My friend has made a miraculous recovery since. She now lives in St. Louis and is friends with some of my friends there. They’ve said, had they not known about the injury, they would have never guessed that anything happened to her, much less the time line of her injury and present recovery, which is just a week over five months. She doesn’t remember the accident, the eventual groggy return to this world, where her mind was during…which is probably for the best. These turn of events have significantly altered my life, my wanting to forgive, to live in the now, to make sense of this precious gift of life.

St. Louis, May 1998

My former roommate told me of a recurring dream of her being in charge of a group of people, their leader. She did not want this task, but felt like their entire lives depended on her. Her aunt has strong psychic abilities and some of those gifts, she feels, have been passed on to her. She didn’t understand the significance of this vision or dream.

St. Louis, April 1999

While waiting for my former landlord to return home so I could retrieve the last of my belongings left hastily in St. Louis before my move to Denver, I wound up in a New-Age bookstore near her house, thumbing randomly through books. I came upon a chronicle of Nostradomous, channeled and interpreted through three psychics, the book written in a multiple interview format. By 2006, according to this book, to these psychics, the geography of the United States has been severely altered through shifts in tectonic plates under the North American continent. California and Florida were gone, the Southwest, to the Rockies, underwater.

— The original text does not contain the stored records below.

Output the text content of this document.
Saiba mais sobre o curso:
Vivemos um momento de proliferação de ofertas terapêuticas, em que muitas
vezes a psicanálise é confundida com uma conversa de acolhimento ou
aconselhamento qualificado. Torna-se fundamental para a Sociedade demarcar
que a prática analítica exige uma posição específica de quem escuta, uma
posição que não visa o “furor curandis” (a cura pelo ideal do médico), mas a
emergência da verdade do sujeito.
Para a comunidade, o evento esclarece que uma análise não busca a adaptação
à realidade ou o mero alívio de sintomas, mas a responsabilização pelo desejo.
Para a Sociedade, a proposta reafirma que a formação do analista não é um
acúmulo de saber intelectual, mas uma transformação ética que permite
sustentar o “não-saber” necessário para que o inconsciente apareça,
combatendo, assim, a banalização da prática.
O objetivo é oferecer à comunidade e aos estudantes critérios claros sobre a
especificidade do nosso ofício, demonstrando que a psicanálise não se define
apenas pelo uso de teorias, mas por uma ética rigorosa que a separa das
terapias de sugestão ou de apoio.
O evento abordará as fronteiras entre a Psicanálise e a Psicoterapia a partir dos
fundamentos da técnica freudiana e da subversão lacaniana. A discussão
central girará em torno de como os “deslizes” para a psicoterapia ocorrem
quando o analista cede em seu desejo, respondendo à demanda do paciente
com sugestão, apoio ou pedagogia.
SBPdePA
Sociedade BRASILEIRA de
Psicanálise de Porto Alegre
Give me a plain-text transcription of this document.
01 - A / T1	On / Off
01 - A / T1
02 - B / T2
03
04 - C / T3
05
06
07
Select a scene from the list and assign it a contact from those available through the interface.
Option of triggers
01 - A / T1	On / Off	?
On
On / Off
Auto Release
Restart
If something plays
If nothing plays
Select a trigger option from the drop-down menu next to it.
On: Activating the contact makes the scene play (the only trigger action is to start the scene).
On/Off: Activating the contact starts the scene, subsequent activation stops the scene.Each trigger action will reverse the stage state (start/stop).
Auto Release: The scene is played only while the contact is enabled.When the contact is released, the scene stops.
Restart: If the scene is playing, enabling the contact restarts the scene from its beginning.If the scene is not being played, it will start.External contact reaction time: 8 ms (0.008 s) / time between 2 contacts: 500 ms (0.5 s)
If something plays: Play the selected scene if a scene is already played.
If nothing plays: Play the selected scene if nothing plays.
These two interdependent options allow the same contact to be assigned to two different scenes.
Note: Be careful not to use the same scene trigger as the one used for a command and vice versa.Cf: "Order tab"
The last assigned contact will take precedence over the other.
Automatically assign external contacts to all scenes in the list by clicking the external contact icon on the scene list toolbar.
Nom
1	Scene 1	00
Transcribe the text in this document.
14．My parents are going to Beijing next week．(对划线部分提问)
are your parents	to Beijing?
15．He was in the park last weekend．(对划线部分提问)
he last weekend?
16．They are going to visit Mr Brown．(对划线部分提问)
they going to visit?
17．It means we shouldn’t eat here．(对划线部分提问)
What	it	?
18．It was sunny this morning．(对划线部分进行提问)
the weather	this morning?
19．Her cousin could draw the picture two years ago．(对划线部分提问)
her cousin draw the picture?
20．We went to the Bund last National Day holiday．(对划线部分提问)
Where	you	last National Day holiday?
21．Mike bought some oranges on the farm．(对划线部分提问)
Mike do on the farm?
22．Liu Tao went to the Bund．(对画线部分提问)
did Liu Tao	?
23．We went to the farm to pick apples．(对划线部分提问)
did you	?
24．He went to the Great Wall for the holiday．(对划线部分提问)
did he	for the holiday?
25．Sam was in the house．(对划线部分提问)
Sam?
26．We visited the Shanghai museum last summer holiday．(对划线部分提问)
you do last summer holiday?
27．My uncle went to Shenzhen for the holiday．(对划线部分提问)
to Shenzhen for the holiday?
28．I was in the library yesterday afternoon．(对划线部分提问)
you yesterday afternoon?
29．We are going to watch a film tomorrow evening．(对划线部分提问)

The most disturbing information in these pages to me, if this indeed transpires, the words that stunned and rendered me dumb struck in the well lit and pleasantly scented Mystic Valley bookstore was this: The three prominent cities of the new “Mid-West” were Omaha, Nebraska (A seaport), Jefferson City, Missouri, and Harrison, Arkansas, a town 36 miles to the south of my hometown of Branson. Most everything to the west was under water. Reading further, the psychics were questioned on the status and how these changes affected St. Louis. St. Louis, according to them, was gone. No trace left of the confluence of the rivers Missouri and Mississippi. Metro St. Louis, almost three million people in two states, nowhere to be found in seven years.

If the rains come, if the changes happen, I hope my friend will be ready. As for the dream of the five hurricanes…I hope…I really hope I’m wrong.

Maybe though, there’s no way to prevent the coming cleansing rain.